In the context of Detropia, the one line from the Democratic Convention that rings truest was Bill Clinton's: "The old economy is not coming back. We've got to build a new one and educate people to do those jobs."
Discussing her film weeks before the convention, Ewing hit a note similar to Clinton's: "What we are realizing is that a lot of those jobs are never coming back, even with the recovery, so what happens to these low skilled laborers? There's no jobs for them anymore. And that's where education comes in and that's why when you look at a place like Detroit, you have an incredibly subpar education system."
As winter thaws to spring, a Detroit different than the one of manufacturing and Motown lore emerges, as depicted by two artists who have moved there to join its' burgeoning artist community. While it's total population has fallen to the lowest in a century, Detroit's downtown has seen a 59 percent increase in young people.
"I would never be able to own a home as an artist, yet here I am, with a studio and an apartment, in a major city, functioning for $700 a month," one such young person explains.
But just because a new crowd has come to town doesn't mean the old one has let go entirely—perhaps best symbolized by a slab of glass clinging to a ruin of a train station. "I'm not falling. I refuse to fall of this f-cking train. Ever," as a Detroiter describes.
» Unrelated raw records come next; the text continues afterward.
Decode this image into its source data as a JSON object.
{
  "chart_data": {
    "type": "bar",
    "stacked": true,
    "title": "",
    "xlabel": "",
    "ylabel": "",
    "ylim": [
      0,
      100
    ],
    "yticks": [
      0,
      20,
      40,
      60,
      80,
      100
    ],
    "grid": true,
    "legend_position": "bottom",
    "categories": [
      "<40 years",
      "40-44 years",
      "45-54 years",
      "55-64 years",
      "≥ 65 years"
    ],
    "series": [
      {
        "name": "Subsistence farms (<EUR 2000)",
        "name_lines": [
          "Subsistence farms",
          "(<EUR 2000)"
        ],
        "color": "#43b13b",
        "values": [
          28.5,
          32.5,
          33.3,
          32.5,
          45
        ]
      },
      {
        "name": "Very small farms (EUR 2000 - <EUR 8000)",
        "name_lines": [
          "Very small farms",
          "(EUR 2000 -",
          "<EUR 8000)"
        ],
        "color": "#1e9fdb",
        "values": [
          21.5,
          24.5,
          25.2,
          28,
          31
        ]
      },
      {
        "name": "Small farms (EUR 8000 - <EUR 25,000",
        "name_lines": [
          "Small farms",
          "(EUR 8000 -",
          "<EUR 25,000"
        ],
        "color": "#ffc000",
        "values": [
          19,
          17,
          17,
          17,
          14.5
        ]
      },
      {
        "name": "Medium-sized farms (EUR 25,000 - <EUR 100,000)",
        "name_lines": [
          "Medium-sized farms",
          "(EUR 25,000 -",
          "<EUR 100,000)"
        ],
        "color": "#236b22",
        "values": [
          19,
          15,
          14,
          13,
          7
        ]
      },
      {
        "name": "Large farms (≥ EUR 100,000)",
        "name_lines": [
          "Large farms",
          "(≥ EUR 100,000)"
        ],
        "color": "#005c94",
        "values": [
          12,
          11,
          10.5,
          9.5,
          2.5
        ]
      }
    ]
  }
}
McGregor and his union cohorts celebrate a newspaper headline: "GM Back in the Game at Full Throttle." A cheerful McGregor drives through a greener Detroit bubbling, "I just like this place, I just love it. I just love it. I love it."
Stephens's assessment towards the end of the film is far more tempered, remarking that his brother in Florida is now complaining about the dire economic situation that he had seen first in Detroit. "What happened in Detroit is spreading out. It's coming to you."
As the filmmakers see it, the rise of America in the 20th century went hand in hand with the rise of Detroit, from the expansion of the middle class to the development of Motown music, and thus the country at large should pay heed to Detroit's struggles.
"It's been an important of the American story. I would say that it's at the very heart of the American identity as far as our definition of the middle class, which is a definition that has been exported to the rest of the world. I believe a good part of it was invented, formed, sculpted in Detroit," said Grady. "If Detroit can find its way out of these troubles, then maybe we are all going to be OK."
But whether it has found its way is an open question not answered by Detropia, and unlikely to be answered by November, either.